Sunday, May 23, 2004
The Urban Safari
To appease the children, we decide to visit the safari park at Thoiry on the west of Paris. We miss the correct turn which would have taken us down the speedy A12, and instead end up meandering through Plaisir and other connurbations. Plaisir is appropriately named as it is mainly known for its large shopping precinct, one of a number on the west of Paris. To others it is privately known as 'Enfer'. My wife knows her way there perfectly. She asks me if I would be able to retrace the route? No, I say. I rely on her atlas-like brain.
Eventually we are driving through green fields and hamlets with carefully pointed brickwork. We arrive in Thoiry and pass straight through the the village without seeing a sign for the safari park. When we turn around and go back, we realise that in fact they are everywhere, but we have arrived from the wrong direction.
The safari park is behind an imposing château on top of a hill. We pay and start our meander around the reserve. Our youngest has been asleep and so it is a surprise for her to wake up and see an ostrich outside, rolling its egg around. The animals roam around in the warm sunshine: camels, zebras, antelopes, gnus. Elephants head-butt trees scraped of all their bark. Rhinoceroses stand still as sculptures with flanks like weathered stone. Despite the signs: "Attention: Animaux Dangereux" almost every car has its windows wound down. Zebras patrol the rows of parked cars, looking for tidbits. One even puts its head right inside a car window looking for snacks. Three hippos bathe in the distance in a large lake. Giraffes move at speed across rolling grassland.
The lions apparently are not of the aggressive variety as the keepers don't bother to close the gates that connect them to the herbivores. The bear enclosure is unexciting, apart from the moment when the family in the car in front dangle their small child out of the window à la Michael Jackson. The bears aren't interested though. They doze on in the warm sun.
The French have a long history of keeping animals in captivity. Off the coast of Marseille lies a small island which is now home to the picturesque château d'If. This little island entered history with the arrival in 1515 of the first rhinoceros brought to Europe since Roman times. This beast was sent from India to Emmanuel, king of Portugal, in 1513. From a sketch taken in Lisbon of this animal, Albrecht Dürer composed his celebrated engraving, which was reproduced in many old books on natural history. I'm not sure how the beast came to end up on French soil. Perhaps a gift between monarchs. Dürer's image is said to be fanciful, but in fact it is not very far from the truth. His animal gives the impression of wearing clanking armour that stops above the knee with scaly legs protruding. On a real rhinoceros, you see that this interpretation comes from the folds of skin which hang down from the body. No doubt the Rennaissance imagination had some military application in mind. V tells me of a computer programme which can model the anatomical changes associated with an increase in body weight. When you increase the body weight of a gazelle, the program thickens its legs until eventually it looks like a rhinoceros. All makes sense doesn't it?

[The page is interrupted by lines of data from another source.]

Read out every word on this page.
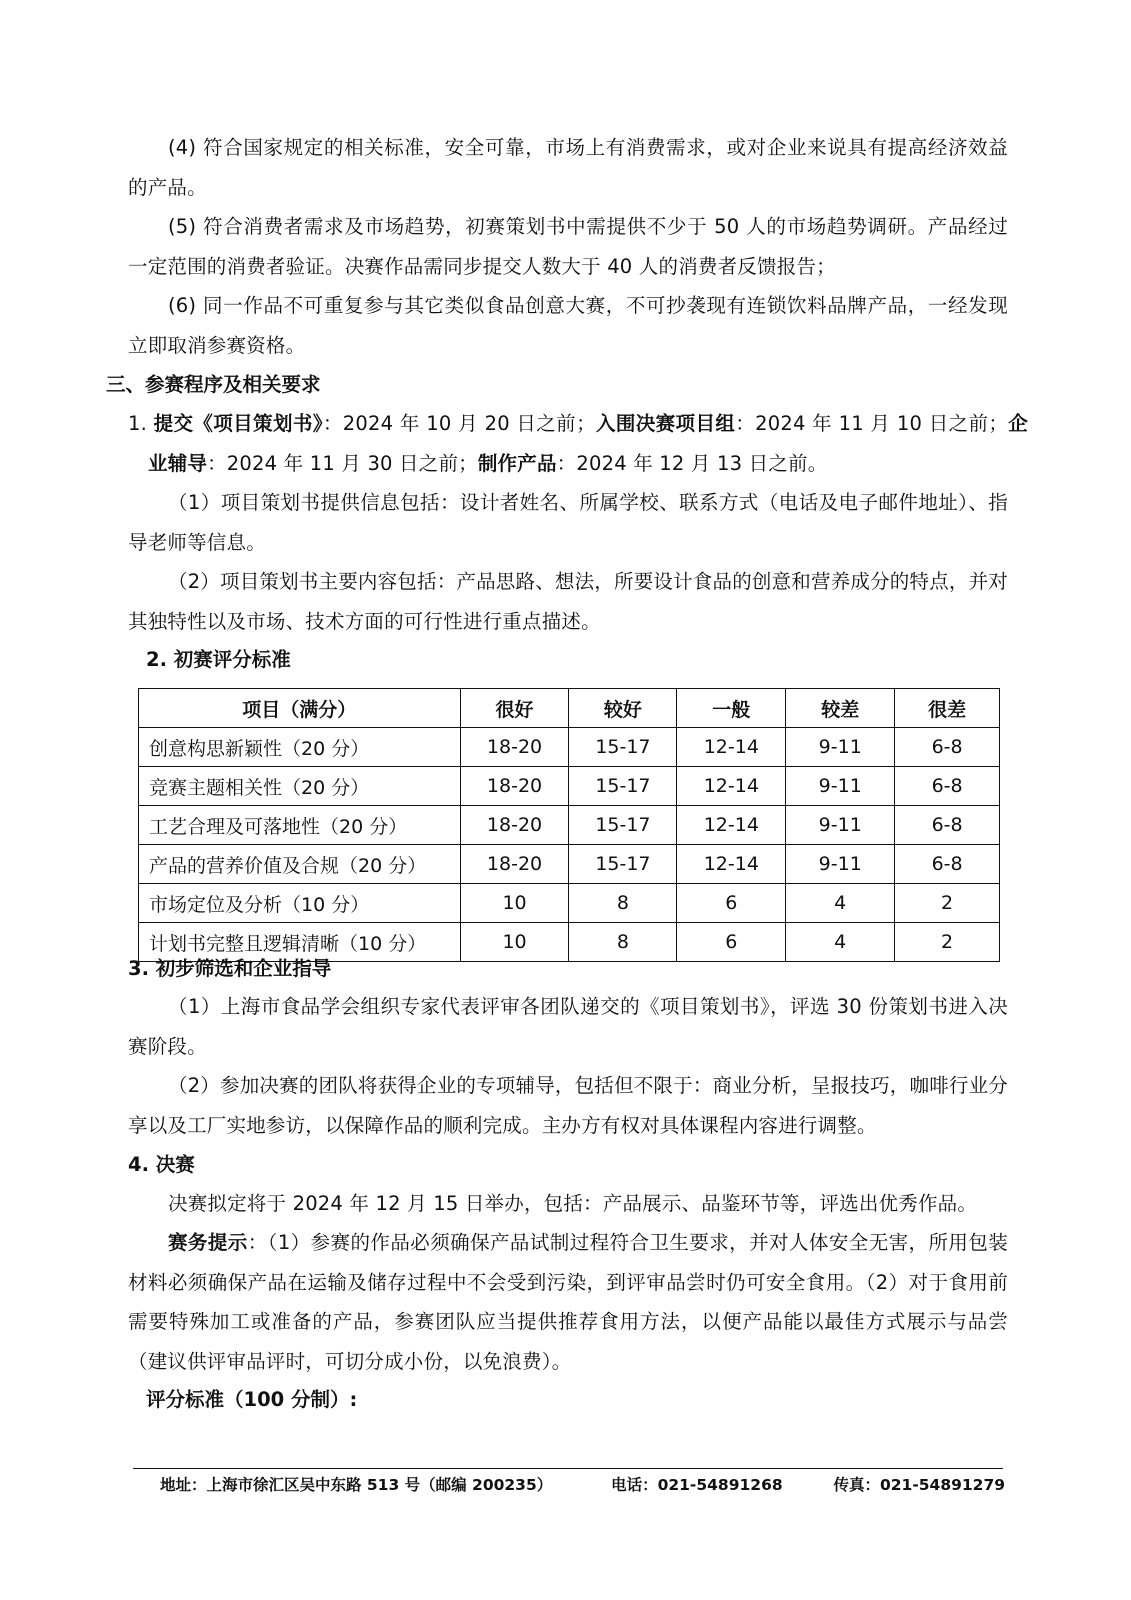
(4) 符合国家规定的相关标准，安全可靠，市场上有消费需求，或对企业来说具有提高经济效益的产品。

(5) 符合消费者需求及市场趋势，初赛策划书中需提供不少于 50 人的市场趋势调研。产品经过一定范围的消费者验证。决赛作品需同步提交人数大于 40 人的消费者反馈报告；

(6) 同一作品不可重复参与其它类似食品创意大赛，不可抄袭现有连锁饮料品牌产品，一经发现立即取消参赛资格。

三、参赛程序及相关要求

1. 提交《项目策划书》：2024 年 10 月 20 日之前；入围决赛项目组：2024 年 11 月 10 日之前；企业辅导：2024 年 11 月 30 日之前；制作产品：2024 年 12 月 13 日之前。

（1）项目策划书提供信息包括：设计者姓名、所属学校、联系方式（电话及电子邮件地址）、指导老师等信息。

（2）项目策划书主要内容包括：产品思路、想法，所要设计食品的创意和营养成分的特点，并对其独特性以及市场、技术方面的可行性进行重点描述。

2. 初赛评分标准
项目（满分）	很好	较好	一般	较差	很差
创意构思新颖性（20 分）	18-20	15-17	12-14	9-11	6-8
竞赛主题相关性（20 分）	18-20	15-17	12-14	9-11	6-8
工艺合理及可落地性（20 分）	18-20	15-17	12-14	9-11	6-8
产品的营养价值及合规（20 分）	18-20	15-17	12-14	9-11	6-8
市场定位及分析（10 分）	10	8	6	4	2
计划书完整且逻辑清晰（10 分）	10	8	6	4	2
3. 初步筛选和企业指导

（1）上海市食品学会组织专家代表评审各团队递交的《项目策划书》，评选 30 份策划书进入决赛阶段。

（2）参加决赛的团队将获得企业的专项辅导，包括但不限于：商业分析，呈报技巧，咖啡行业分享以及工厂实地参访，以保障作品的顺利完成。主办方有权对具体课程内容进行调整。

4. 决赛

决赛拟定将于 2024 年 12 月 15 日举办，包括：产品展示、品鉴环节等，评选出优秀作品。

赛务提示：（1）参赛的作品必须确保产品试制过程符合卫生要求，并对人体安全无害，所用包装材料必须确保产品在运输及储存过程中不会受到污染，到评审品尝时仍可安全食用。（2）对于食用前需要特殊加工或准备的产品，参赛团队应当提供推荐食用方法，以便产品能以最佳方式展示与品尝（建议供评审品评时，可切分成小份，以免浪费）。

评分标准（100 分制）:
地址：上海市徐汇区吴中东路 513 号（邮编 200235）	电话：021-54891268	传真：021-54891279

We have an icecream at the exit, accompanied by the smell of bear poo coming from the woods on the other side of the fence. Should have known...

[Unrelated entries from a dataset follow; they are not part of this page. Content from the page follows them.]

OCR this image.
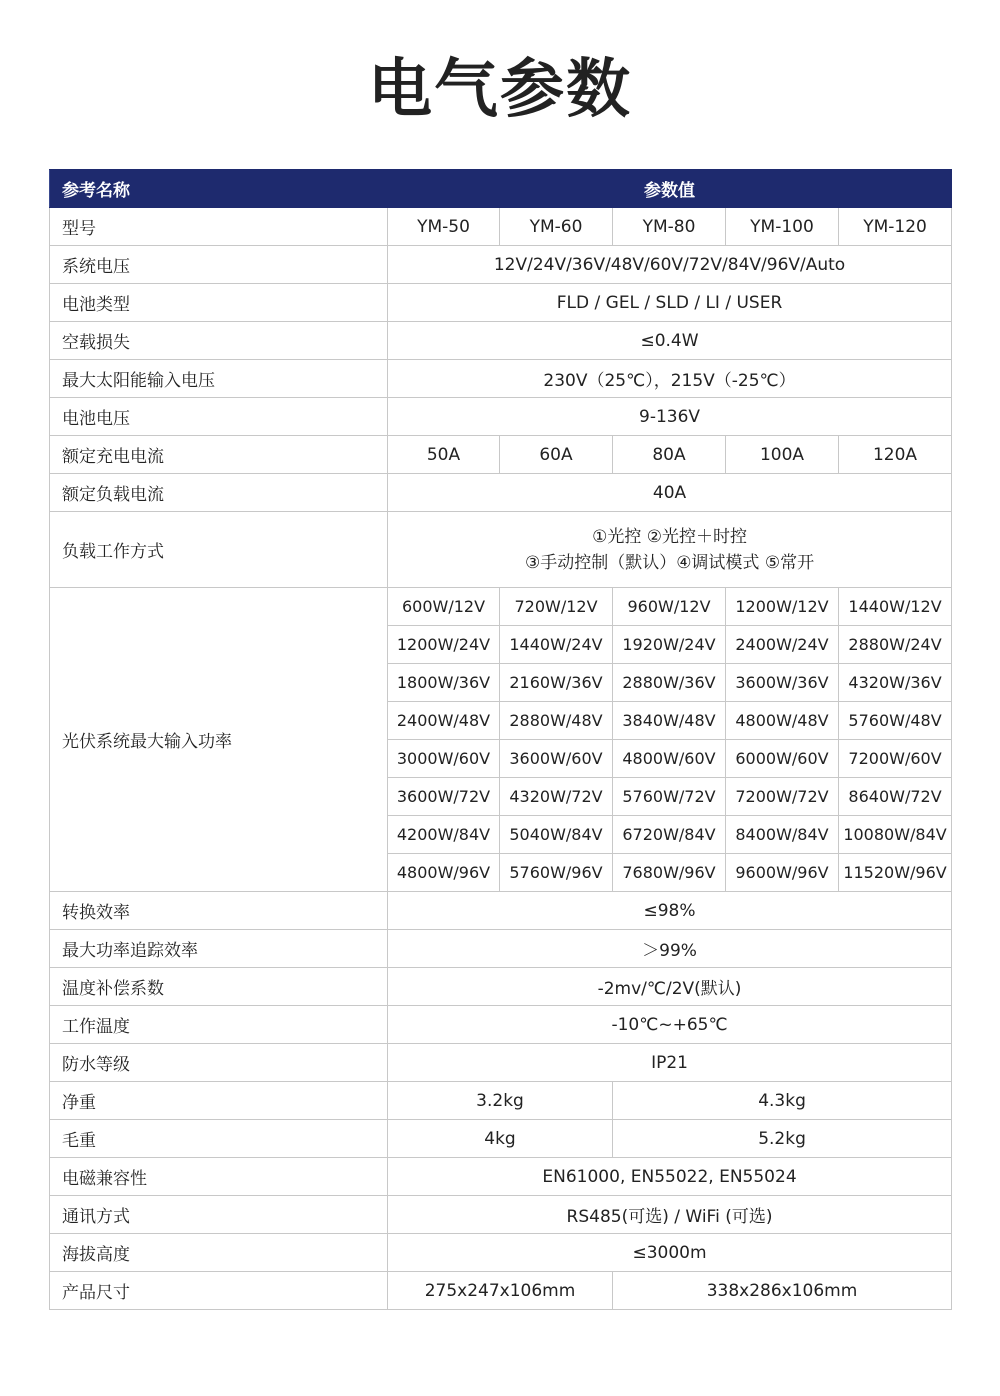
电气参数
参考名称	参数值				
型号	YM-50	YM-60	YM-80	YM-100	YM-120
系统电压	12V/24V/36V/48V/60V/72V/84V/96V/Auto				
电池类型	FLD / GEL / SLD / LI / USER				
空载损失	≤0.4W				
最大太阳能输入电压	230V（25℃），215V（-25℃）				
电池电压	9-136V				
额定充电电流	50A	60A	80A	100A	120A
额定负载电流	40A				
负载工作方式	①光控 ②光控＋时控
③手动控制（默认）④调试模式 ⑤常开				

光伏系统最大输入功率	600W/12V	720W/12V	960W/12V	1200W/12V	1440W/12V
	1200W/24V	1440W/24V	1920W/24V	2400W/24V	2880W/24V
	1800W/36V	2160W/36V	2880W/36V	3600W/36V	4320W/36V
	2400W/48V	2880W/48V	3840W/48V	4800W/48V	5760W/48V
	3000W/60V	3600W/60V	4800W/60V	6000W/60V	7200W/60V
	3600W/72V	4320W/72V	5760W/72V	7200W/72V	8640W/72V
	4200W/84V	5040W/84V	6720W/84V	8400W/84V	10080W/84V
	4800W/96V	5760W/96V	7680W/96V	9600W/96V	11520W/96V
转换效率	≤98%				
最大功率追踪效率	＞99%				
温度补偿系数	-2mv/℃/2V(默认)				
工作温度	-10℃~+65℃				
防水等级	IP21				
净重	3.2kg		4.3kg		
毛重	4kg		5.2kg		
电磁兼容性	EN61000, EN55022, EN55024				
通讯方式	RS485(可选) / WiFi (可选)				
海拔高度	≤3000m				
产品尺寸	275x247x106mm		338x286x106mm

The rest of the tour of the animal kingdom is on foot. We park up and stroll around the zoological gardens behind the château. All the usual creatures are there: tiny marmosets cling to their mother's back, their little black eyes gazing anxiously at the big white faces hungrily (they think) gazing in at them; capebaras, normally splashing through amazon swamps, gnaw artichoke heads in a concrete pen or swim languidly underwater in their brown pool. The kids love it. At the monkey cage, behind a plate glass window, they go into a fit of hysterical laughter as troop of macaque monkeys rush past. Our eldest is disgusted by their bottoms which have intricate patterns and, in some cases, glow pink.
My wife guides me home by the same route with slight complications caused by the numerous one way sections. French roads are too much for me. Sometimes they break down into complex patterns of white lines. Luckily the roads are not too busy as I am incapable of arriving at an understanding in time to react. We buy some 'droppies' (croissants with chocolate drops) and a pain au cereal at a boulanger. The bread is by far the nicer. My wife says it would be even better with some President butter, and I am inclined to agree.